2009年10月4日星期日

“Breaking Them Up, Taking Them Away" ESL student in Grade 1

Kellen Toohey’s observation on ESL student Grade 1 is genuinely impressive for me. The classroom’s practices, interactions and seats and furniture are interconnected factors which will have impact on those children’s target language competence. It is not shocking/hard to for me to imagine that even kindergarten exists a stratified community that is similar to the harsh outside world.

I was also a little surprised that it is a commonplace teachers everywhere prefer to put those “problem” students seats near them, so that teachers can take care of them.

Another point that interests me is as Hull and Rose(1989)noted that: “A fundamental social and psychological reality about discourse—oral or written—is that human beings continually appropriate each other’s languageto establish group membership, to grow and to define themselves.”I remember when I transferred from a small rural school to a large urban elementary school, I didn’t speak the local dialect. Nobody in my class wanted to make friends with me.Needless to say, I was really having some difficulty adapting myself to a brand-new environment. This situation has not been gradually improved until I acquired the dialect.

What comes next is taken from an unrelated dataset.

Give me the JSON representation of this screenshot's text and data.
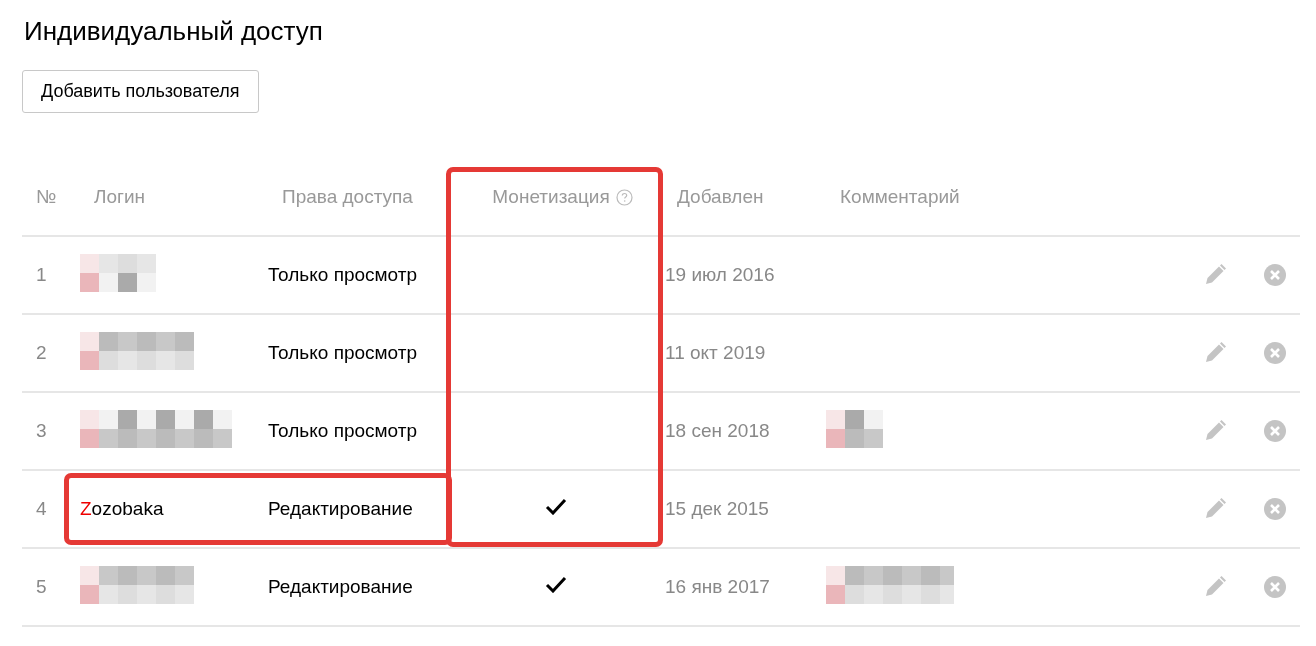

For many years, educators and researchers in China are highly concerned with the bullying and violence issues on campus. However, over the years, what have been ignored are not those students who fall victims to violent crimes.Rather,outsider students, because of their defective language competence or discrepant family/ethnic background,more often than not,build inharmonious or even hostile relationship with their peers, enduring the pain of so-called “campus cold violence.” and finding it so hard to fit in no matter how hard they tried. As this has been observed/discovered by the writers, classroom communities that encourage the sharing of all resources-intellectual, emotional, and material-would be positive step in changing attitudes and reducing many problems we face in our schools. Regardless of what subjects we are teaching, we, as prospective teachers, are expected to be compassionate toward our students, giving support to them whenever needed. Furthermore, we need have an observant mind about the classroom community as well. A supportive environment is crucially important for those students in which they spend a good amount of time learning and interacting with teachers and classmates.